– Что ж… спасибо. Спасибо большое, – говорю я.
– Пустяки. Да, и будьте осторожны: Морис Тристам, актер – вы в курсе? – он тоже за вашим столиком. Женат, но жене то и дело изменяет. Постоянно.
Я киваю и отхожу от нее, иду в зал, мимо фоторепортеров (один из них нехотя поднимает камеру и делает снимок, на тот случай, если я вдруг окажусь какой-нибудь значительной персоной, о которой они пока не знают), и пробираюсь, натыкаясь на чьи-то коленки и лодыжки, на свое место: 3-й ряд, середина, кресло 125. Место сбоку пустует, и я замечаю улыбку на лице мужчины в соседнем ряду. Пока меркнет свет в зале, я непроизвольно киваю. Звучит увертюра.
И я уплываю куда-то.
Я думаю.
Думаю о нескончаемой череде ночей, проведенных на замызганном тюфяке на полу, когда я лежала, уставившись в окно на оголенные ветки, а дождь все шел, шел и шел, и ветки чернели от дождя. Это был штат Мэн, где небо всегда серо-стального цвета, столбик термометра будто прилипает к нулевой отметке, и если не дождь, то снег, а из щелей в стене лезет сырая пакля. В доме то слишком людно, то ни души, а еды то нет вовсе, то целая гора – мешки с картофельными чипсами, банки с куриным супом, мороженое в бумажных стаканчиках. У меня дико болел зуб, который кто-то выдернул, просто привязав один конец шелковой нитки к зубу, а другой – к ручке двери, а затем эту дверь захлопнув. Мне было шесть лет, и мы проводили важную «политическую» акцию. Мы отвергали общество, мы отвергали семью моей матери, и семью мужа моей матери, и все, чем должна была стать моя мать. Мы отвергали фальшивые ценности и язвы капитализма (хотя мы не отказывались от тех крохотных сумм денег, которые у нас иногда появлялись), и мы все бежали, бежали, бежали, хотя убежали в конечном счете только от чистого постельного белья, продезинфицированного туалета и свежих апельсинов зимой.
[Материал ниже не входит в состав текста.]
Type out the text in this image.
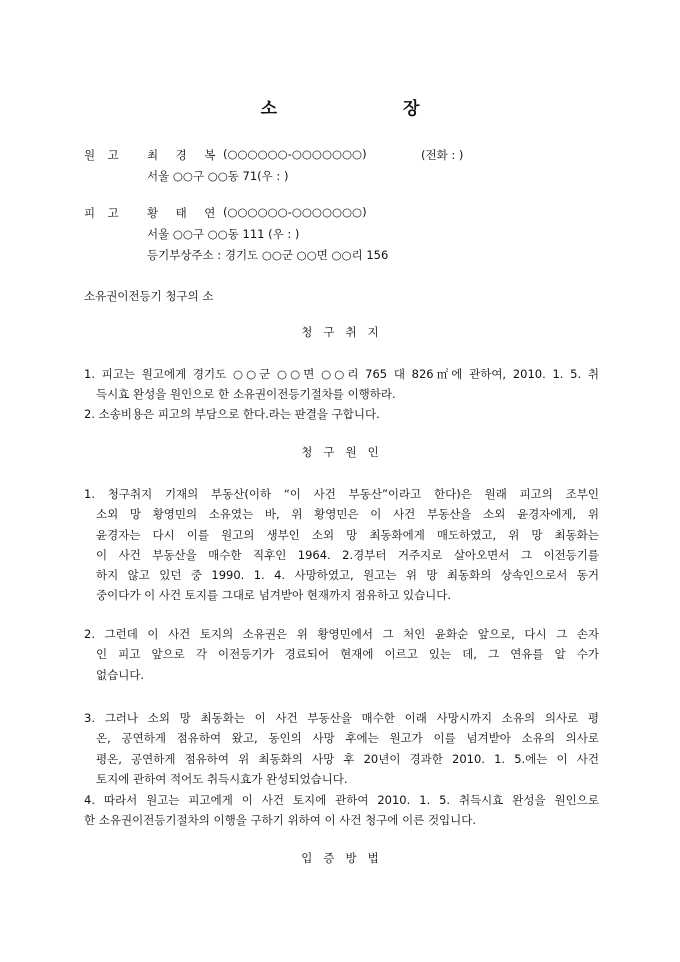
소 장
원고 최경복
(○○○○○○-○○○○○○○)	(전화 : )
서울 ○○구 ○○동 71(우 : )
피고 황태연
(○○○○○○-○○○○○○○)
서울 ○○구 ○○동 111 (우 : )
등기부상주소 : 경기도 ○○군 ○○면 ○○리 156
소유권이전등기 청구의 소
청구취지
1. 피고는 원고에게 경기도 ○○군 ○○면 ○○리 765 대 826㎡에 관하여, 2010. 1. 5. 취
득시효 완성을 원인으로 한 소유권이전등기절차를 이행하라.
2. 소송비용은 피고의 부담으로 한다.라는 판결을 구합니다.
청구원인
1. 청구취지 기재의 부동산(이하 “이 사건 부동산”이라고 한다)은 원래 피고의 조부인
소외 망 황영민의 소유였는 바, 위 황영민은 이 사건 부동산을 소외 윤경자에게, 위
윤경자는 다시 이를 원고의 생부인 소외 망 최동화에게 매도하였고, 위 망 최동화는
이 사건 부동산을 매수한 직후인 1964. 2.경부터 거주지로 살아오면서 그 이전등기를
하지 않고 있던 중 1990. 1. 4. 사망하였고, 원고는 위 망 최동화의 상속인으로서 동거
중이다가 이 사건 토지를 그대로 넘겨받아 현재까지 점유하고 있습니다.
2. 그런데 이 사건 토지의 소유권은 위 황영민에서 그 처인 윤화순 앞으로, 다시 그 손자
인 피고 앞으로 각 이전등기가 경료되어 현재에 이르고 있는 데, 그 연유를 알 수가
없습니다.
3. 그러나 소외 망 최동화는 이 사건 부동산을 매수한 이래 사망시까지 소유의 의사로 평
온, 공연하게 점유하여 왔고, 동인의 사망 후에는 원고가 이를 넘겨받아 소유의 의사로
평온, 공연하게 점유하여 위 최동화의 사망 후 20년이 경과한 2010. 1. 5.에는 이 사건
토지에 관하여 적어도 취득시효가 완성되었습니다.
4. 따라서 원고는 피고에게 이 사건 토지에 관하여 2010. 1. 5. 취득시효 완성을 원인으로
한 소유권이전등기절차의 이행을 구하기 위하여 이 사건 청구에 이른 것입니다.
입증방법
Но мама никогда не понимала этого. Даже после того, как она согласилась на «реформы» и мы переехали в Лоренсвилл, где пытались жить «как все».
Спектакль окончен.
Я сижу.
Публика давно бодро вскочила на ноги, разлито шампанское, на толпу опустилось облако воздушных шаров, а я все сижу в зале. Ряд 3-й, кресло 125. Толпа колышется, опадает и ручейком утекает на банкет. Билетеры снуют по рядам, подбирая брошенные программки.
– С вами все в порядке, мисс? Сейчас начнется банкет. Сегодня омары. Вы же не хотите это пропустить?
– Спасибо, – говорю я, но остаюсь сидеть, думая о моей чумазой, голой кукле Барби со спутанными волосами, которую я таскала с собой повсюду и как-то раз ужасно разрыдалась, когда соседский пес попытался вырвать ее из рук. «Ну надо же – будто маленькая принцесса», – говорили люди, когда подобрали меня в застиранной цветастой юбчонке, и я зарыдала еще громче, слезы ручьем текли у меня по лицу.
Но даже тогда я не могла поверить, что у меня никогда не будет живого пони.
Я поднимаю глаза и смотрю, ничуть не удивляясь, как прекрасный мальчик из моих грез идет по проходу, останавливается передо мной, улыбается и садится рядом.
– Воспоминания – это всего лишь иное настоящее, – говорит он.
Мы смотрим на пустую сцену.
С площадки лестницы над рестораном на полуэтаже Линкольн-центра мы видим, как официанты подают гостям паштет из гусиной печенки с ломтиками манго. Возможно, это лишь игра воображения, но мне определенно показалось, что в зале воцарилась тишина и все разом повернулись в нашу сторону в тот момент, когда мой спутник взял меня за руку и мы медленно направились вниз по лестнице и через весь зал к моему столику. Фотограф Патрис примостился рядом с Невилом Маусом, австралийским медиа-магнатом из новых, который когда-то приглашал меня на работу, но затем – после того как я отказалась от встречи «чтобы поближе узнать друг друга», – решил, что связываться со мной не стоит. Мой спутник, пододвигая мне стул, шепчет:
– Вижу, твой столик не лучше моего, – и подмигивает.
Я слышу, как Патрис тихо спрашивает у Невила:
– А это кто такая?
Невил – он взвинчен и напряжен – неуклюже поднимается и говорит:
– Простите, но, насколько я знаю, это место предназначено для принцессы Сесилии Люксенштейнской.